Edited 1 time(s). Last edit at 09/13/2023 08:59PM by Marco.
Re: Rare and unusual presentation of gastrocardiac syndrome
September 13, 2023 09:07PM
Quote
susan.d
Thanks marco. I’ll print your studies to show the chief at the GI department where I go. I got the CatScan CD but am waiting for the results.

The CT prep was horrible yesterday, I’m allergic to iodine contrast and this country’s protocol is 50mg prednisone 13 hours beforehand, 50mg 7 hours beforehand and then a third 50mg one hour before with a generic Benadryl. Having 150mg prednisone in my system within 13 hours wasn’t fun. I don’t remember any strength in the states that strong for pre medication for an iodine allergy but I just looked it up and the dosage is correct

is this the preparation for the CT scan that is done to look for the stomach hernia?? 50mg Prednisone is a huge dose! I went to my EP yesterday and he did acknowledged the gastrocardiac syndrome and agreed on the possibility of some gastrointestinal issue triggering my Afib, he wrote a note for my GP to refer me to a gastroenterologist.

I'm in the US as well.
Re: Rare and unusual presentation of gastrocardiac syndrome
September 15, 2023 01:51AM
It was an abdominal ct. I’m patiently waiting to hear back on what tests will be done next. An endoscopy for sure for my gerd and in addition a colonoscopy or a sigmoidoscopy to peek to see why I had a GI bleed last year and check on the polyp they saw-something about a tag by the polyp.

I will be bringing printed links you supplied. Thanks again Marco.
Re: Rare and unusual presentation of gastrocardiac syndrome
February 10, 2024 12:05PM
Quote
susan.d
It was an abdominal ct. I’m patiently waiting to hear back on what tests will be done next. An endoscopy for sure for my gerd and in addition a colonoscopy or a sigmoidoscopy to peek to see why I had a GI bleed last year and check on the polyp they saw-something about a tag by the polyp.

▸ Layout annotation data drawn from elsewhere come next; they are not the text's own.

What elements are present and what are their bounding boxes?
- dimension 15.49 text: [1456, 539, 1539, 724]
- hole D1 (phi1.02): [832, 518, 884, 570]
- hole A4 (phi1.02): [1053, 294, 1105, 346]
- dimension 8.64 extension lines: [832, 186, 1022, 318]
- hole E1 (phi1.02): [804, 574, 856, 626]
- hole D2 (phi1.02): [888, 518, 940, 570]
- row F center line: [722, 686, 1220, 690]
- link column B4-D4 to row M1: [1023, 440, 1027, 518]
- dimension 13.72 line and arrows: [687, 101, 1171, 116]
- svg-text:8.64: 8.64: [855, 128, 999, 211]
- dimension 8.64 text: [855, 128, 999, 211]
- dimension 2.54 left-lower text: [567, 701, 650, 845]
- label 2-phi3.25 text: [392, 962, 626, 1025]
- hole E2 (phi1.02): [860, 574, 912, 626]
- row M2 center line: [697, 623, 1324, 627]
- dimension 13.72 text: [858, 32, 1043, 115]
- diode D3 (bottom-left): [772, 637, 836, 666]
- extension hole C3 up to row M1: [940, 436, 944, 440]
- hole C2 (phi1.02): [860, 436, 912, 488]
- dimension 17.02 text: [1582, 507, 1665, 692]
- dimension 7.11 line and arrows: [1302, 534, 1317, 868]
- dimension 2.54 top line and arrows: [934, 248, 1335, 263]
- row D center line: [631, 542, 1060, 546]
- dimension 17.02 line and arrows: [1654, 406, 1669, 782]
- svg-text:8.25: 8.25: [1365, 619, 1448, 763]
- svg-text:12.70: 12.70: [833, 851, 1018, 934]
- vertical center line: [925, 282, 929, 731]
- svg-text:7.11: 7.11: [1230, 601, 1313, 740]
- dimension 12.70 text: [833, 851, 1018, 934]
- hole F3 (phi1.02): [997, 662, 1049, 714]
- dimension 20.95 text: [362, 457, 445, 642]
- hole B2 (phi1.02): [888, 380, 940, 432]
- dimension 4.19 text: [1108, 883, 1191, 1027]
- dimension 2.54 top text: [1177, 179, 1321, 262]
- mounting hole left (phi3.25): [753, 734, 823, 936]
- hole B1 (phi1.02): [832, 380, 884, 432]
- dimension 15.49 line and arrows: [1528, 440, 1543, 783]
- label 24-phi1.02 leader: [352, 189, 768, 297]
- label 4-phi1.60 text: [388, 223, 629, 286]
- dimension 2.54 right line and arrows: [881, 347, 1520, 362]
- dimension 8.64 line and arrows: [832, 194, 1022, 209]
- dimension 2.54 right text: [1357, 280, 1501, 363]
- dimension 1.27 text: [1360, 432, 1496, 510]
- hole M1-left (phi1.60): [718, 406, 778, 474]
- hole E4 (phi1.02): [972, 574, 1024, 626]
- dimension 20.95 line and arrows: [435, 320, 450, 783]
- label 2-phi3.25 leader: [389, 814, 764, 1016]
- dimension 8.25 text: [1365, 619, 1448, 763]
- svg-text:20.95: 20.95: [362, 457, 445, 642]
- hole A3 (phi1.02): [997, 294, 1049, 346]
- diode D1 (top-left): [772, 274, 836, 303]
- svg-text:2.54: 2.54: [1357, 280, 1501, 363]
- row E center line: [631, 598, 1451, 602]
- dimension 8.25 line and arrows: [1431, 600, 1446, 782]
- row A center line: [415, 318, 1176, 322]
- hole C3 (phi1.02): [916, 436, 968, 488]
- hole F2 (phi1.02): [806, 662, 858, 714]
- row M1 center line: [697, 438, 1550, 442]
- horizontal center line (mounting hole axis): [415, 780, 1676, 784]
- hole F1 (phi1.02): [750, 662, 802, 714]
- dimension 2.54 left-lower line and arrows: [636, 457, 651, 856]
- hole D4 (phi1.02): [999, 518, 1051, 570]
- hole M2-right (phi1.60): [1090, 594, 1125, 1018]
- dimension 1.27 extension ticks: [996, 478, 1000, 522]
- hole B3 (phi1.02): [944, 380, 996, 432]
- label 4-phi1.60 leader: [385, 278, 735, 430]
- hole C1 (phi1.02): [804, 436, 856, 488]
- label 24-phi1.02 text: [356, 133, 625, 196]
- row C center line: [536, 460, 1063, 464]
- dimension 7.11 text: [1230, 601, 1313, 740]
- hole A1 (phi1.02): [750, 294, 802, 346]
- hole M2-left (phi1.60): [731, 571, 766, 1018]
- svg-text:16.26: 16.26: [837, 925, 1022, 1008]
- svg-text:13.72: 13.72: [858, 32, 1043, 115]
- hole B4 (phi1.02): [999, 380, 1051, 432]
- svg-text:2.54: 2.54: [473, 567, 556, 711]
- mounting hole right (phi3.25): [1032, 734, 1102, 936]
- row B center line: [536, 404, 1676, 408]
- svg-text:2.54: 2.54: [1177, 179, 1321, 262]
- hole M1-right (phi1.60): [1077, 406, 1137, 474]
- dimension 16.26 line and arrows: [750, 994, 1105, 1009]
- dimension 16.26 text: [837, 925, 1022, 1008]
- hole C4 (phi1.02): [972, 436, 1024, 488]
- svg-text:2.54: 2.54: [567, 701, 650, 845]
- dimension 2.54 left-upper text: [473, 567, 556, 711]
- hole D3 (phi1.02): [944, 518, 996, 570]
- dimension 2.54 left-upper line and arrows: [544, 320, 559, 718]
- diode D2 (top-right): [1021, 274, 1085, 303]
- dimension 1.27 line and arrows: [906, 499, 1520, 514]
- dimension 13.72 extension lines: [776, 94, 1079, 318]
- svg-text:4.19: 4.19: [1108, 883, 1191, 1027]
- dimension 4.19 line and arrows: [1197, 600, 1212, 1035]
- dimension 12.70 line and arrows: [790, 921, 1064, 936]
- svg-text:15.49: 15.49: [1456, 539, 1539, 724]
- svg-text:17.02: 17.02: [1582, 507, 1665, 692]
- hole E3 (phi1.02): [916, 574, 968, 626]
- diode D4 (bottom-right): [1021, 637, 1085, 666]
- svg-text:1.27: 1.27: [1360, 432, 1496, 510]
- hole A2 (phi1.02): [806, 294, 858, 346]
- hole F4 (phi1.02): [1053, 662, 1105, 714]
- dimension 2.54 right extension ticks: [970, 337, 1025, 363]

I will be bringing printed links you supplied. Thanks again Marco.


HI Susan how are you doing?

After all of these months I was able to see a Gastroenterologist, we did an abdominal ultrasound and he believes there should be a small hiatal hernia. He is sending me for an endoscopy
Re: Rare and unusual presentation of gastrocardiac syndrome
February 10, 2024 01:33PM
Hello, George - and thanks for bringing the " No More Heartburn" link forward.

My digestive problems of the past remain that way, thankfully... but I continue to use digestive enzymes with meals and betaine HCl with meals containing animal protein, just to be sure.